State Journal: Line items; Clinic control
The pet projects of Alabama legislators often pop up as line items in the state education budget. This year, for example, lawmakers earmarked $200,000 for a Sports Hall of Fame and $2.4 million for Alabama Science in Motion, a moving van full of science instructors and equipment that travels from high school to high school.
But with the state under a court order to provide an adequate education to all of its K-12 students, the Alabama Association of School Boards is arguing that there would be more money for public schools if the state did not give 5 percent of its $3.2 billion education budget to projects unrelated to classroom instruction. As part of the ongoing school-finance lawsuit, the association late last month asked a state judge for permission to request injunctions to prevent such expenditures.
Sandra Sims-deGraffenried, the group's executive director, said even a worthy cause should not divert money from schools.
"Should we give it education dollars that are depriving public school children of adequate and equitable education? That's the question," she said.
A lawyer testified before the Pennsylvania legislature last month that the Robert Wood Johnson Foundation is investing in school clinics in the state to promote a national health-care-reform agenda, sparking debate about who controls ancillary services offered in public schools.
According to the U.S. Department of Health and Human Services, 33 states paid for school-health services in 1994, but not all of the nation's approximately 700 school clinics have legislative approval. Private foundations often finance the clinics; the Princeton, N.J.-based Robert Wood Johnson Foundation has provided over $48 million in such grants to states and districts since 1972.

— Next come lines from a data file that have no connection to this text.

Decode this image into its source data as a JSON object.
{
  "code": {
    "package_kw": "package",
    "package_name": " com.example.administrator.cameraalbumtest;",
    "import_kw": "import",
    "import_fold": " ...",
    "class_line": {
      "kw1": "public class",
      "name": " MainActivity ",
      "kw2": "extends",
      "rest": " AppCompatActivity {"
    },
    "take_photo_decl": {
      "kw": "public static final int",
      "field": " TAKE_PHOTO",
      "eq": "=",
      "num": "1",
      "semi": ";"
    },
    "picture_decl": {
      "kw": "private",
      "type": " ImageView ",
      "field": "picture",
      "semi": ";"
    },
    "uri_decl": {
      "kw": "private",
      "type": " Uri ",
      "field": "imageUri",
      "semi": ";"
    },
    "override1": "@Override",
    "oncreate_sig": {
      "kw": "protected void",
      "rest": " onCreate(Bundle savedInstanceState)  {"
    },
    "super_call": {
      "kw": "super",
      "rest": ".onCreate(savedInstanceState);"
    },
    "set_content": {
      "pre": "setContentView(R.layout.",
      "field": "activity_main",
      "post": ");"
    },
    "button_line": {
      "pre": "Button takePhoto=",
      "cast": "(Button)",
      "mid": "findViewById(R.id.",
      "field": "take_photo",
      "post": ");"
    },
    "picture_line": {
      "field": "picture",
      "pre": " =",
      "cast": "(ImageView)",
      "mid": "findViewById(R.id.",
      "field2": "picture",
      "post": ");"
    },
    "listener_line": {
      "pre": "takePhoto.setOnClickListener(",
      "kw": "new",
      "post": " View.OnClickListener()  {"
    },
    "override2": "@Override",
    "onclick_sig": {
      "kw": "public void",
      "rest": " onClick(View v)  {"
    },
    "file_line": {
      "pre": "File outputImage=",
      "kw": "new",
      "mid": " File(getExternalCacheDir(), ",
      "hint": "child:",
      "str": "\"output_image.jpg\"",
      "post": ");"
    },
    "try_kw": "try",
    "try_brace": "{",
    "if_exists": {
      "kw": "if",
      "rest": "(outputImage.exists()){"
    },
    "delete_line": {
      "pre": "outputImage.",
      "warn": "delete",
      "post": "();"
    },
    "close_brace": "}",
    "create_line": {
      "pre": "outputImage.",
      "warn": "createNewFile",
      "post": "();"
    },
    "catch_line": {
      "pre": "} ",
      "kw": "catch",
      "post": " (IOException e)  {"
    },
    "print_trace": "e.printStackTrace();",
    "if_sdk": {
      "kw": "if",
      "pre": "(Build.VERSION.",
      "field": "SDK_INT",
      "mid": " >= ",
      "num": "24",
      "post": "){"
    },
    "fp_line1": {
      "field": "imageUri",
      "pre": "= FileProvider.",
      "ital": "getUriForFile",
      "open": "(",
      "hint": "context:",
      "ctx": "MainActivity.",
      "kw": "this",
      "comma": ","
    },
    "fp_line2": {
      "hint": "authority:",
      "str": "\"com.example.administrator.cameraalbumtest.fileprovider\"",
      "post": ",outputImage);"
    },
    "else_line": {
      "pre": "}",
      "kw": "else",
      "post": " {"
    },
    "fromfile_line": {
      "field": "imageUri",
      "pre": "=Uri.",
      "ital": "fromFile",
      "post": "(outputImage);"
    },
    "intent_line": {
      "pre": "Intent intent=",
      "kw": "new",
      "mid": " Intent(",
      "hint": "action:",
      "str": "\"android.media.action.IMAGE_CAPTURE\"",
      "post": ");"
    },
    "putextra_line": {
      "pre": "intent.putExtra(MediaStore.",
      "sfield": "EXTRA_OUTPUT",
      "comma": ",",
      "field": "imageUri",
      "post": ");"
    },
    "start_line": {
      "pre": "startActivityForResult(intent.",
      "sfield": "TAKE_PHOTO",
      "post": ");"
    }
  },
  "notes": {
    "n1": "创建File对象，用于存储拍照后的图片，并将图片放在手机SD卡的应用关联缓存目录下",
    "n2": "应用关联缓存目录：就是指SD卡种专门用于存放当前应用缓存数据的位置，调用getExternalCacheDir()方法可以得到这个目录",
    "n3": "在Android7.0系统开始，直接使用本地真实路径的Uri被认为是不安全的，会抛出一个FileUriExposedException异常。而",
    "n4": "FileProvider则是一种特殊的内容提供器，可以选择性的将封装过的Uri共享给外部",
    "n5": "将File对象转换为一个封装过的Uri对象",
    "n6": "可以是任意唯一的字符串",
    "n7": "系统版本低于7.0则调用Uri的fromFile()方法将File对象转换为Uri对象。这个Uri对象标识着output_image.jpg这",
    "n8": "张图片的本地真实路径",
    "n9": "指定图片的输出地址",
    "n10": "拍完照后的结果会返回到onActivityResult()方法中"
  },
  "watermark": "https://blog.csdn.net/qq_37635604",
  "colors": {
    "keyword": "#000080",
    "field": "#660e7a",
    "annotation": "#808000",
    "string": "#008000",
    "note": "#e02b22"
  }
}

Kent Masterson Brown, a Lexington, Ky., lawyer, told the Pennsylvania lawmakers that voters were robbed of a chance to comment when the clinics were set up without legislative approval.
"If clinics don't have appropriate standards to govern them, you're going to have a potential nightmare of litigation where students have things done to them that their parents are unaware of," Mr. Brown argued.
But supporters say requiring state approval for every service would be burdensome for schools. Frank Karel, a spokesman for the foundation, said that school clinics are often monitored by government officials and are essential to providing needy students access to health care.